Simple optimization example

  • A simple script to build Casmopolitan optimizer and run it on RNA inverse fold.
from mcbo import task_factory
from mcbo.optimizers.bo_builder import BoBuilder

if __name__ == '__main__':
    task_kws = dict(target=65)
    task, search_space = task_factory(task_name='rna_inverse_fold', dtype=torch.float64, **task_kws)
    bo_builder = BoBuilder(
        model_id='gp_to', acq_opt_id='is', acq_func_id='ei', tr_id='basic'
    )

    optimizer = bo_builder.build_bo(search_space=search_space, n_init=20, device=torch.device("cuda"))

    for i in range(100):
        x = optimizer.suggest(1)
        y = task(x)
        optimizer.observe(x, y)
        print(f'Iteration {i + 1:3d}/{100:3d} - f(x) = {y[0, 0]:.3f} - f(x*) = {optimizer.best_y:.3f}')
  • To run and save optimization results with several seeds and optimizers, we provide the ./experiments/run_task_exps.py script calling run_experiment function.
python ./experiments/run_task_exps.py --device_id 0 --task_id "rna_inverse_fold" --optimizers_ids gp_to__is__ei__tr --seeds 42 --verbose 2

Reproduce the results of the paper.

Running

It is possible to reproduce our optimization results by running the script ./all_runs.sh.
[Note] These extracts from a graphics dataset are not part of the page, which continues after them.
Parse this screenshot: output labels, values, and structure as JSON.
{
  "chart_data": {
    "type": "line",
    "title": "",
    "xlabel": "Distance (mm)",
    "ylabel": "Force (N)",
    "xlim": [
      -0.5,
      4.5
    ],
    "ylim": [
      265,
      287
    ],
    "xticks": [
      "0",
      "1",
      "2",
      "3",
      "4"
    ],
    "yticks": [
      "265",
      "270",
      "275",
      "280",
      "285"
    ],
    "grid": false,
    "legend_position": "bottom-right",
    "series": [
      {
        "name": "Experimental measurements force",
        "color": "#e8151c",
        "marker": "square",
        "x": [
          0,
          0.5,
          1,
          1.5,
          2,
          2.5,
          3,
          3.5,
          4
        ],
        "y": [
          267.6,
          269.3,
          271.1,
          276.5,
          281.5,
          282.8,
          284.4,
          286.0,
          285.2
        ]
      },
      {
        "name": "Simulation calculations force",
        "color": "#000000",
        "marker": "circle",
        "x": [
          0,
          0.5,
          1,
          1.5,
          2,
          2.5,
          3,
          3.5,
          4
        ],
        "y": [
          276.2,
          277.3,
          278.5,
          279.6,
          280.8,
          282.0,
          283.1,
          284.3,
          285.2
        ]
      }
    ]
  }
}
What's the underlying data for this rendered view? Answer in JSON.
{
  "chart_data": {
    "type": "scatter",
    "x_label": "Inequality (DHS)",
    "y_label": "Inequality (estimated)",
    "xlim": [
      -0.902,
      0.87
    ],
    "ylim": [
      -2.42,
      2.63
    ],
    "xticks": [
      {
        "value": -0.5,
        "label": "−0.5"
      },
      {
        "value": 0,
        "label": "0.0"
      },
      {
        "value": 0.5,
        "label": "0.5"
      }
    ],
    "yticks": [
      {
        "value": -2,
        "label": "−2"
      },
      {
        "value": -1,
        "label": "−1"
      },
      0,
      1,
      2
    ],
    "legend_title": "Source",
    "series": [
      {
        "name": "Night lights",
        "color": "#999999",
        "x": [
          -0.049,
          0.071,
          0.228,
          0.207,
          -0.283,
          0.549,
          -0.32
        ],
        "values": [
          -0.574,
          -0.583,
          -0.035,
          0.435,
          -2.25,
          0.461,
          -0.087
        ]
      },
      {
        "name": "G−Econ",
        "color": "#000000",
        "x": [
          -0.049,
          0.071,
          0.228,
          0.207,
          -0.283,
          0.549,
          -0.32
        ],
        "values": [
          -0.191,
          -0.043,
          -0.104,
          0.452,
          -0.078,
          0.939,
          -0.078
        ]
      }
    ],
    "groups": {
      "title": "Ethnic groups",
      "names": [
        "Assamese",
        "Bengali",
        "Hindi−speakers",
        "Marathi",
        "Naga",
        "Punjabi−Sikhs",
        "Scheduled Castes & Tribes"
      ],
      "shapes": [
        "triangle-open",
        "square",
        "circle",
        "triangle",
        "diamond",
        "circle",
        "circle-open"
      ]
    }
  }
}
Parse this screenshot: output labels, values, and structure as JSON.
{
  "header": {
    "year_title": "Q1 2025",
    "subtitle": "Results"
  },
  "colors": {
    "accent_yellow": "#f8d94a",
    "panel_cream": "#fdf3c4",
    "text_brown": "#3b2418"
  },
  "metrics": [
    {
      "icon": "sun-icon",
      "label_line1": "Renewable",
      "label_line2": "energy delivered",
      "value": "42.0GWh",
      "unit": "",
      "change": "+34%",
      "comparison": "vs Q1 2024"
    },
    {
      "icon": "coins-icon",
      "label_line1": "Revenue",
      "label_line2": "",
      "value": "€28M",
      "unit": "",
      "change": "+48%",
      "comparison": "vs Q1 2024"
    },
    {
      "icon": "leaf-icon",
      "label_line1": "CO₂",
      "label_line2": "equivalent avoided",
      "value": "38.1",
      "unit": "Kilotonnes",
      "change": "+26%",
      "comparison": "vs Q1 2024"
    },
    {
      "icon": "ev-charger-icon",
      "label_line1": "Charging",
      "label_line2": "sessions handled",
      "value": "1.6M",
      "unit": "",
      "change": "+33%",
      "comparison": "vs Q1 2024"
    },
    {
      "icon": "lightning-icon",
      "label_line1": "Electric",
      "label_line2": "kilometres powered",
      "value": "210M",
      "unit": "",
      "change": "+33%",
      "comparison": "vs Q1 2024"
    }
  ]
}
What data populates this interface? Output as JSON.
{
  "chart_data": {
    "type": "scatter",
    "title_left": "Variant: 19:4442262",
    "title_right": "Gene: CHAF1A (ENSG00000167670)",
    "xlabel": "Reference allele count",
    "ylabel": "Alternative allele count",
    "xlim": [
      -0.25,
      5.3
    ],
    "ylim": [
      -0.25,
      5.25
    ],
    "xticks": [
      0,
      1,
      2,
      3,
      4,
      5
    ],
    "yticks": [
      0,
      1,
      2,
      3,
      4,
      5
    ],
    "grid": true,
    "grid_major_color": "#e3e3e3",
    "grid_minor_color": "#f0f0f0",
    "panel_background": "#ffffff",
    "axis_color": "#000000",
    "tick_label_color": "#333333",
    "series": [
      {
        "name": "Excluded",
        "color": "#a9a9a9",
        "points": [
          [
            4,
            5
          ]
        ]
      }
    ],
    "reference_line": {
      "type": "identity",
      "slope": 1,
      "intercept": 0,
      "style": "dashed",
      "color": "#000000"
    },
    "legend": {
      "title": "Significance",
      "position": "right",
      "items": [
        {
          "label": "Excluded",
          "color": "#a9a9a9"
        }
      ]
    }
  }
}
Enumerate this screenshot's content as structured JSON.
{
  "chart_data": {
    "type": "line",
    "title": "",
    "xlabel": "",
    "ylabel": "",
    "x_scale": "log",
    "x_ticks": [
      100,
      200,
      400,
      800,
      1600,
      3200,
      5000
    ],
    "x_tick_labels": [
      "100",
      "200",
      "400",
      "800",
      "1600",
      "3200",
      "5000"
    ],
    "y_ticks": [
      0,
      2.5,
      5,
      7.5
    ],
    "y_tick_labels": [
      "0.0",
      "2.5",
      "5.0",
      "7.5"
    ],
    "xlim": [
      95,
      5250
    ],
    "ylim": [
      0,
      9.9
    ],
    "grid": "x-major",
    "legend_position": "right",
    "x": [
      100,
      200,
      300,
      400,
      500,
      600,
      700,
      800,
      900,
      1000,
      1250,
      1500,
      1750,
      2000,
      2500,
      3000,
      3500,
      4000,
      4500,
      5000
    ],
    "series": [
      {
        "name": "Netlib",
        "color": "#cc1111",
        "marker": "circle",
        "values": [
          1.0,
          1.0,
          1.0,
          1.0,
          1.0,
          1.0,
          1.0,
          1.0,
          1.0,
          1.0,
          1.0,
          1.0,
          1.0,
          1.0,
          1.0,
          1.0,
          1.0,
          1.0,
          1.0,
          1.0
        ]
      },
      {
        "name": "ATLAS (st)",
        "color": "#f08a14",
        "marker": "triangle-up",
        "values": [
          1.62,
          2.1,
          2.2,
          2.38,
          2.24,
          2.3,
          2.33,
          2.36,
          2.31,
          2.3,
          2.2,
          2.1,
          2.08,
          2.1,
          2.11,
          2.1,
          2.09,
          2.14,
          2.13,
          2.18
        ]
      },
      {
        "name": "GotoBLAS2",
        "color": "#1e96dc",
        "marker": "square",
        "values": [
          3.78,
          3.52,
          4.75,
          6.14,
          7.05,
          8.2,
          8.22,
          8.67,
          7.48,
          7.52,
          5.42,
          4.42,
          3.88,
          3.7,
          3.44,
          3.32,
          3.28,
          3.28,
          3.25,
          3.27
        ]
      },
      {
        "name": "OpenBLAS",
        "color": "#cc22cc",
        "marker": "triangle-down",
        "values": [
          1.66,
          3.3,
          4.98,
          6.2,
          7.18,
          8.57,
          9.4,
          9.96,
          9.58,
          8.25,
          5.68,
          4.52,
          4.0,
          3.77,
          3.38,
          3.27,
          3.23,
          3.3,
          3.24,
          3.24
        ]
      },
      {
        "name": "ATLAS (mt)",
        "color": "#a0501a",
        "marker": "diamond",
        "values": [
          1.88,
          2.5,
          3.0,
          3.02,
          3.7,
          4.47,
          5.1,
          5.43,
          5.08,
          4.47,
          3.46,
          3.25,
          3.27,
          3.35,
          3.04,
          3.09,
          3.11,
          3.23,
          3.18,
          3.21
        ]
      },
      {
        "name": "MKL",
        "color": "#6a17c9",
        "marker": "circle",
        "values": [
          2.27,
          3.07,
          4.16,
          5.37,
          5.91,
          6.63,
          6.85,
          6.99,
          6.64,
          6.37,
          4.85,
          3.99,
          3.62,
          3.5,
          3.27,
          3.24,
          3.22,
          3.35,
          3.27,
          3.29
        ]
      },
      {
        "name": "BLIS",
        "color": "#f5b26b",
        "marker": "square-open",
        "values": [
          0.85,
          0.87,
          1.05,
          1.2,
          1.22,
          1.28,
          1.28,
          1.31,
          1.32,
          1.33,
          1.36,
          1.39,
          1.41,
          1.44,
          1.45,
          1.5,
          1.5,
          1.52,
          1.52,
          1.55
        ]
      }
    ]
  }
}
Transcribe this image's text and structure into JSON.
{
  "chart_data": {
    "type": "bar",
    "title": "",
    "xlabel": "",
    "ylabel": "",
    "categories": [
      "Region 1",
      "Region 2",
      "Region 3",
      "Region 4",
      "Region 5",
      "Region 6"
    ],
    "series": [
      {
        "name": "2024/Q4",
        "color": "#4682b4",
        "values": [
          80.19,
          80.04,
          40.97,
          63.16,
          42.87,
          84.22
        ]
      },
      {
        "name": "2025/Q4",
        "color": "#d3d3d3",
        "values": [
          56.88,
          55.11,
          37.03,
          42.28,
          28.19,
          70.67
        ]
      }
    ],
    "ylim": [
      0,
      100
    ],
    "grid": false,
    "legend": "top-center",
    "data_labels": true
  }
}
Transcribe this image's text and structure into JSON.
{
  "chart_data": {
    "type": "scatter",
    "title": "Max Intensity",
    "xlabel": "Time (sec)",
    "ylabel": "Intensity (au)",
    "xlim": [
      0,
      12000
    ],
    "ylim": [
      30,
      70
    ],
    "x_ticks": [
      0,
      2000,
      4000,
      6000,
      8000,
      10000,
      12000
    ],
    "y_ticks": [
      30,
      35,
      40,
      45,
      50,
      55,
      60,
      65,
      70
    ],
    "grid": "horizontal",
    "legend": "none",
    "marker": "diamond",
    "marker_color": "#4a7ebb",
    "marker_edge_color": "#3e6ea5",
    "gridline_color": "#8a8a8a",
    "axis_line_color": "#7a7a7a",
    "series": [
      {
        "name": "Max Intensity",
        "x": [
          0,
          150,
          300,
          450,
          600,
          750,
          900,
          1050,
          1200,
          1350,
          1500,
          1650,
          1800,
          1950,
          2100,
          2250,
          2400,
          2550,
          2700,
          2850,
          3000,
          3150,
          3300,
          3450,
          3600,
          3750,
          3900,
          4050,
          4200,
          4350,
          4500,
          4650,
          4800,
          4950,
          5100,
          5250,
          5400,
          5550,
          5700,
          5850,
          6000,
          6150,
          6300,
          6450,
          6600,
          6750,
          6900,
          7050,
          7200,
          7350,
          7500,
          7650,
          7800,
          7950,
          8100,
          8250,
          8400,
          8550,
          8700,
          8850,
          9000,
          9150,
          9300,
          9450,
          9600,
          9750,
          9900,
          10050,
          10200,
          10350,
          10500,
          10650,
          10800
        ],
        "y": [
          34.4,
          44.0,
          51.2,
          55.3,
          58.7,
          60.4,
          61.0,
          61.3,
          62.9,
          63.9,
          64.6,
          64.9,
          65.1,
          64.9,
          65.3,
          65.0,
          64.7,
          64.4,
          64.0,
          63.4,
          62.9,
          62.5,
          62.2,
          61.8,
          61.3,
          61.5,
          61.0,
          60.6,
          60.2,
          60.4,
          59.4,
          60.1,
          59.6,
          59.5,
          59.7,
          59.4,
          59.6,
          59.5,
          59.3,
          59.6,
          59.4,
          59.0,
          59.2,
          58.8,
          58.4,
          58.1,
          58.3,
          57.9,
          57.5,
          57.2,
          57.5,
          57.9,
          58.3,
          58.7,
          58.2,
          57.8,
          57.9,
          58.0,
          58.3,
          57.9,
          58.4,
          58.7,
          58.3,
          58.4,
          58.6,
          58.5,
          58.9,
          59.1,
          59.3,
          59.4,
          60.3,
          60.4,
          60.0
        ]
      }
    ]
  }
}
chmod u+x ./experiments/all_runs.sh
./experiments/all_runs.sh

Results will be saved in ./resutls/ or in user specified path.

Visualize

We provide notebooks to visualize rankings and regrets. Many plotting tools are available in general_plot_utils.py.

Extend MCBO

Adding a task

  • The task should be a class inheriting TaskBase
  • Create a folder containing the code of the new task in the tasks folder.
  • The folder can also contain a README providing a description of the task, associated search_space, dependencies
  • Add the new task to the factory script (prefer local import of the new task class if it depends on packages not listed in requirements.txt).
  • Add reference to the task in the present README.md in the dedicated section.